UK leaseholders are grappling with unpredictable and rapidly rising housing costs that have the greatest impact on their day-to-day finances, a new survey has revealed.

Following the government’s announcement that its response to the Housing Committee’s leasehold report will not be released before the two-month deadline on 27 July 2026, the survey also found that the political debate on leasehold reform continues to focus on issues that the majority of leaseholders do not consider a priority.

The survey found:

  • 38.5% of leaseholders identify service charges as the cost that had increased most unexpectedly, the largest single concern of eleven options
  • Ground rent costs are currently 5th on the priority list for leaseholders
  • 88.1% found their ground rent affordable or were neutral
  • Only 13.8% identified reducing or abolishing ground rents as the government reform that would make the greatest difference to them.

However, Justice for Property Rights, which organised the survey, says the government’s own explanation of the proposed legislation reinforces the need for evidence-led policymaking. In a recent letter to one of its members, housing secretary Steve Reed MP acknowledged that the government’s proposals are intended to address “a specific issue” and that ministers believe the reforms are “a proportionate approach”. Yet the latest independent research suggests the issue ministers are prioritising is not the one leaseholders consider most urgent.
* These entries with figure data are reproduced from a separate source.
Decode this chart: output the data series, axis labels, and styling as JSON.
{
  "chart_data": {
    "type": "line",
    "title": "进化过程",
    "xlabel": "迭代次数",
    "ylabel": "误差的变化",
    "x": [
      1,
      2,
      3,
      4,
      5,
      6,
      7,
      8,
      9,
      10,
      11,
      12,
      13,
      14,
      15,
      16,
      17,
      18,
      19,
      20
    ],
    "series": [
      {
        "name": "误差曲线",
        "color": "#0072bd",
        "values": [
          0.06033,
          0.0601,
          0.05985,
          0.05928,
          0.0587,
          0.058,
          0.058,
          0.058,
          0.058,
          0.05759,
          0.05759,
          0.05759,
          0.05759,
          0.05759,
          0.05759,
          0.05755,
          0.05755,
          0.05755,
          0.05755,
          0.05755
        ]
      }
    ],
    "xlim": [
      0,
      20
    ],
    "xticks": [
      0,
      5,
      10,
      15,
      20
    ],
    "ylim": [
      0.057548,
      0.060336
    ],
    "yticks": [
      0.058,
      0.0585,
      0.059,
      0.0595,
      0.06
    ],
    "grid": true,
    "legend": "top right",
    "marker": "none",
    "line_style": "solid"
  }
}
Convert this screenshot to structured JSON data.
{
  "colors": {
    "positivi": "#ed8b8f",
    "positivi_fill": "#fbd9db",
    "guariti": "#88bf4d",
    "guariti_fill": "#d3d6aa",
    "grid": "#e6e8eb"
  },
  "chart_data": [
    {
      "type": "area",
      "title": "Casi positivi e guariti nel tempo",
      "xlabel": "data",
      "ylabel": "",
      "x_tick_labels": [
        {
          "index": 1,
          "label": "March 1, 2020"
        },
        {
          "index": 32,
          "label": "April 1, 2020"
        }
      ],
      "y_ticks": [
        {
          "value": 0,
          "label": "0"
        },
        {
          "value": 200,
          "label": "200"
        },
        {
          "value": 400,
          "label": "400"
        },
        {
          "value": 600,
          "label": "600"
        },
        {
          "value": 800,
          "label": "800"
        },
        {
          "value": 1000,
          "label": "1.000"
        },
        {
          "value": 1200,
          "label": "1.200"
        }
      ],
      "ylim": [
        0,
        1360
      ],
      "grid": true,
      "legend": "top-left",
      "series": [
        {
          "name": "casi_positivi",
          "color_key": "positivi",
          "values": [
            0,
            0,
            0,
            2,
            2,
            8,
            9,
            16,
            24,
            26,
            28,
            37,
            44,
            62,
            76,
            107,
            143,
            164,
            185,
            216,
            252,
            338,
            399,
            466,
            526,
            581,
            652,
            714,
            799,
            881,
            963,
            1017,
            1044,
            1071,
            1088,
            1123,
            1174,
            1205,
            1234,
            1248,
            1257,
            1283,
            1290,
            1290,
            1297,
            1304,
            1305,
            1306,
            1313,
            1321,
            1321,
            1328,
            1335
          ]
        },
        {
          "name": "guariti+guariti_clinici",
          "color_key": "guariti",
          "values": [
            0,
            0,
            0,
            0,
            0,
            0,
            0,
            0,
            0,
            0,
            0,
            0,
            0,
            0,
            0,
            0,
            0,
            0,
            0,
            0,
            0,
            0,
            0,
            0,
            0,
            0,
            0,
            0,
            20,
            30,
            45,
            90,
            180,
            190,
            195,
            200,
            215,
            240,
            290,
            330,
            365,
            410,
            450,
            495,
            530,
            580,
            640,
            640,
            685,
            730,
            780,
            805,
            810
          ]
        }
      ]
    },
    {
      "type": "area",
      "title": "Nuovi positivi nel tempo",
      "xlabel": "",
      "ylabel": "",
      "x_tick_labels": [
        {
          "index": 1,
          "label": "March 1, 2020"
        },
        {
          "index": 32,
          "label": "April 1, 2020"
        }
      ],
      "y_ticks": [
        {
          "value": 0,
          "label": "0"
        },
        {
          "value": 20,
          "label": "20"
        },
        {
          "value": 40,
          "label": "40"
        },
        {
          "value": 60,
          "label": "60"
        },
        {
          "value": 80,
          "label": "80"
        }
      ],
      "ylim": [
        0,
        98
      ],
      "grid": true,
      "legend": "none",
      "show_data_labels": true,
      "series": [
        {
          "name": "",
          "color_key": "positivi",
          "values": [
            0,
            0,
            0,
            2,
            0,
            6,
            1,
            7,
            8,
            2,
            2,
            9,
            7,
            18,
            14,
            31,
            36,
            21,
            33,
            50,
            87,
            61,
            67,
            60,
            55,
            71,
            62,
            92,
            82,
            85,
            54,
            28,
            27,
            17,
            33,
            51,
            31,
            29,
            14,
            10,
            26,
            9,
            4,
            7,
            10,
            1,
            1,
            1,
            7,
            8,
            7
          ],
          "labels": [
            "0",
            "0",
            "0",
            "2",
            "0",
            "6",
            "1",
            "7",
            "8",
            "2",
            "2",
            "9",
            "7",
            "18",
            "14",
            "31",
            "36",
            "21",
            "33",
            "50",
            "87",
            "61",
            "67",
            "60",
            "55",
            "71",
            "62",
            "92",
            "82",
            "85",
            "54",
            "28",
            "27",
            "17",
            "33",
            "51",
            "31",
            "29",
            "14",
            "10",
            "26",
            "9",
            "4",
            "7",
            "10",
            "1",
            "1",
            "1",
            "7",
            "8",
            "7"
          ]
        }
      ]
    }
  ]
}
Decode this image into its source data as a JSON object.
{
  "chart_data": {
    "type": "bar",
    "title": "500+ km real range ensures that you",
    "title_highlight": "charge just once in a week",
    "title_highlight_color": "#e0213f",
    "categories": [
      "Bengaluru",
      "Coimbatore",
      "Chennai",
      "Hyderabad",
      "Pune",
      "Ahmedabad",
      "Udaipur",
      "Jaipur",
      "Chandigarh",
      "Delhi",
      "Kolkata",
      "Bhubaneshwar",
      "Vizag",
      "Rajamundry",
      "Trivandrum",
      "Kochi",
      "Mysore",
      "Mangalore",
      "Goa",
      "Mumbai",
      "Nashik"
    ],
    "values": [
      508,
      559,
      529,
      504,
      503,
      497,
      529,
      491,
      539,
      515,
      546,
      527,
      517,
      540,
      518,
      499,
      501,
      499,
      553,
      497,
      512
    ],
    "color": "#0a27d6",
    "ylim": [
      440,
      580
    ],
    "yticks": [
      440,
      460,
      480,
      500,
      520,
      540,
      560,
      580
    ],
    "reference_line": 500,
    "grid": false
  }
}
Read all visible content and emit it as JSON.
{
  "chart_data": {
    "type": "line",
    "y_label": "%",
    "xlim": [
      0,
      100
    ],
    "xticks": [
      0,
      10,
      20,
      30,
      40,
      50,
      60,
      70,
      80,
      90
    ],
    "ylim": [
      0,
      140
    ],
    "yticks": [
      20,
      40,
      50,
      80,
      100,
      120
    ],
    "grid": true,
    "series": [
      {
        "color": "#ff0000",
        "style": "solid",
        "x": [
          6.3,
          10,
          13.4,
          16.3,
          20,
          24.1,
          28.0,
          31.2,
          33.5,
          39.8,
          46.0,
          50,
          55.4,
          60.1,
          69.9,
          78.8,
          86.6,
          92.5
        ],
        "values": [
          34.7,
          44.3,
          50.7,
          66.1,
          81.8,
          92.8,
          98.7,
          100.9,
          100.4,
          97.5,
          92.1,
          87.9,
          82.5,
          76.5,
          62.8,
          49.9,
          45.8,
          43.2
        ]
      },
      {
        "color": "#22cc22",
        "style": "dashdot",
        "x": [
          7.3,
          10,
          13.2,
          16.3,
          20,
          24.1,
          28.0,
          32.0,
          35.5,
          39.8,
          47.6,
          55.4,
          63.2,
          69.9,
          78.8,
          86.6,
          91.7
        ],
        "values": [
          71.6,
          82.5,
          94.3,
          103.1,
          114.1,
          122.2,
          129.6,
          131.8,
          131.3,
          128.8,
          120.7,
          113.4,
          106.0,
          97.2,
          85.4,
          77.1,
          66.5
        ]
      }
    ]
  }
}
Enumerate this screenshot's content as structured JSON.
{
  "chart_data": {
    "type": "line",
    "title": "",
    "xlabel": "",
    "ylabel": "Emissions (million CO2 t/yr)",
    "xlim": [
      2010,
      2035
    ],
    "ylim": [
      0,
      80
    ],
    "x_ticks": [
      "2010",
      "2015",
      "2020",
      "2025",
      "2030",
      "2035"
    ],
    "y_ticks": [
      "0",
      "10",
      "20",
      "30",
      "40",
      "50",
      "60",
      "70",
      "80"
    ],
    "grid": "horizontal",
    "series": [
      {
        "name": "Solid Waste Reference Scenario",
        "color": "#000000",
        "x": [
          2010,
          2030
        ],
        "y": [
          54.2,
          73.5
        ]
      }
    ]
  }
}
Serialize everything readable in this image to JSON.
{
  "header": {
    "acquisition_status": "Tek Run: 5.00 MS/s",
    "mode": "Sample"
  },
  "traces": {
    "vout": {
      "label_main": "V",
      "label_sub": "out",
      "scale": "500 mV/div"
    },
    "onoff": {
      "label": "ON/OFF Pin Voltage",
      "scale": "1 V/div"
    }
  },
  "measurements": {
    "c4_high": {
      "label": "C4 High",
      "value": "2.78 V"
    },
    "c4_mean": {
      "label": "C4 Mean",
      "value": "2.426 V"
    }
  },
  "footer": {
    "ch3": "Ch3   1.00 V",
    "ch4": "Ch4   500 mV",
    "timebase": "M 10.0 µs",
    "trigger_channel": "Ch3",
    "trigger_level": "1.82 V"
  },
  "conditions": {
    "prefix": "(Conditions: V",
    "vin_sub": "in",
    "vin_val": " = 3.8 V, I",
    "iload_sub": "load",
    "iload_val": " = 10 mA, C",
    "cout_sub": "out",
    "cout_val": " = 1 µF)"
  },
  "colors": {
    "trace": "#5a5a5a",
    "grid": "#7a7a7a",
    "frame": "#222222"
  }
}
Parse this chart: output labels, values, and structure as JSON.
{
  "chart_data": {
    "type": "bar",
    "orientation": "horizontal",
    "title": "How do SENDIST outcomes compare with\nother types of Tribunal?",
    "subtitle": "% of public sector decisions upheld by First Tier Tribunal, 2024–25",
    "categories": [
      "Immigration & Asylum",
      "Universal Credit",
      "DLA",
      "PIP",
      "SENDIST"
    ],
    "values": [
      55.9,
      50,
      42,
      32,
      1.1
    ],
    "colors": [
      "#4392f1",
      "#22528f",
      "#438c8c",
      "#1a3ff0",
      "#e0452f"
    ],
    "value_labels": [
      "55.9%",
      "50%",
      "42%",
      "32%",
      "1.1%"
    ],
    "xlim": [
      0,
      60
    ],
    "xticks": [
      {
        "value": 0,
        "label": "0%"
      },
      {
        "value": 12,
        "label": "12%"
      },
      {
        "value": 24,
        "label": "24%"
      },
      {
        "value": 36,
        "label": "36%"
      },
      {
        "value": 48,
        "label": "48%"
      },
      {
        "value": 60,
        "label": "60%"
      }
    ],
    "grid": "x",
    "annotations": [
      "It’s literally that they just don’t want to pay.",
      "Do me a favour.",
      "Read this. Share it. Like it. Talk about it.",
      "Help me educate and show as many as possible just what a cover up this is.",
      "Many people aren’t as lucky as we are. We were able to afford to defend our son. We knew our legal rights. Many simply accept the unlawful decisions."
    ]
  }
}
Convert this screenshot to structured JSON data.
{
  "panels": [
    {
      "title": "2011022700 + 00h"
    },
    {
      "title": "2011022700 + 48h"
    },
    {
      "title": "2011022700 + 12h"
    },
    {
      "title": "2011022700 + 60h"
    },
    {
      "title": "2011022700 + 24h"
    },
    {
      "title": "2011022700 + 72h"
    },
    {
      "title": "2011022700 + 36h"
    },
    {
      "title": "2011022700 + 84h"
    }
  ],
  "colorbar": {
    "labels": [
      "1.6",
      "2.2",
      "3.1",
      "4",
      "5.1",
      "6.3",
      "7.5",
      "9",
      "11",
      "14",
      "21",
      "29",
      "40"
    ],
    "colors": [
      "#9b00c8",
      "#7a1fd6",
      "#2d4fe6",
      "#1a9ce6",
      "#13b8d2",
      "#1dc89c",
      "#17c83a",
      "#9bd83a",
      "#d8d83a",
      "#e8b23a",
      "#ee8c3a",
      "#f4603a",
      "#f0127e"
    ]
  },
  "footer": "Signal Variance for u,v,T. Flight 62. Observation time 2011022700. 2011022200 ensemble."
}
Commonhold, legislated during Tony Blair’s premiership, remains a crucial option as a long-term solution, but will take years to become the main form of ownership. Justice for Property Rights is calling for a speedier and more targeted response: strengthening the right to manage (RTM), so leaseholders can take control of appointing and directing their own managing agents immediately, rather than waiting for structural reform.

The government’s proposal is to cap ground rents at £250 per annum, confiscate rent after 40 years (without indexation), and give huge discounts for lease extensions. Justice for Property Rights is warning that the fear of new legislation has already wiped out an estimated 70% of existing ground rent assets and will hit pensioners and small investors the hardest.

Richard Merrin, spokesperson for Justice for Property Rights, said: “The housing secretary says these reforms are designed to address ‘a specific issue’ and represent ‘a proportionate approach’. And yet our research demonstrates that ministers are focusing on the wrong issue altogether. If almost four in ten leaseholders say service charges are their biggest financial concern, while only 13.8% believe abolishing ground rents would make the greatest difference, then government has a duty to explain why its flagship reforms are aimed elsewhere.

“Mr Reed also stated in his letter, ‘After 40 years, ground rents will then be capped at a peppercorn, which means that they will effectively be abolished’. This is factually wrong, it will not. The land will still be owned by the freeholders, but the ground rent income stream will cease; unlike the freeholders’ obligations to the leaseholders which will remain exactly the same, as they have not been stripped away by this law. Removing rent will simply bankrupt freeholders and create chaos for leaseholders. It risks creating a huge additional burden on UK taxpayer through freeholder compensation claims at the ECHR.

“Leaseholders have told us clearly what they want fixed, and it isn’t ground rent. It’s service charges they can’t predict, can’t challenge and often can’t afford. Government has an opportunity to fix the biggest concern amongst leaseholders by implementing transparency requirements and empowering leaseholders to manage the cost of their own homes.

“This research offers government a clear choice: legislate on the evidence or continue legislating on assumption. Leaseholders have told us plainly that service charges, not ground rent, are what’s damaging their finances month-on-month. Strengthening the Right to Manage would fix that immediately, without waiting years for commonhold to become the norm.

“At the same time, we cannot ignore the risks building on the other side of this debate. The current approach to ground rent has already wiped out 70% of the value of lawfully acquired assets, with billions in potential legal claims that could land on taxpayer shoulders. That is not a price worth paying for reform that doesn’t address leaseholders’ main concern.

“Government now has the evidence in front of it directly sourced from British leaseholders themselves. The Housing Secretary also states that this is ‘one of the most significant overhauls of property law in decades’. That is precisely why Government should pause before proceeding. Legislation of this scale should be driven by robust evidence of what leaseholders actually want, together with a full economic impact assessment of the consequences. Our research suggests those priorities have become disconnected.”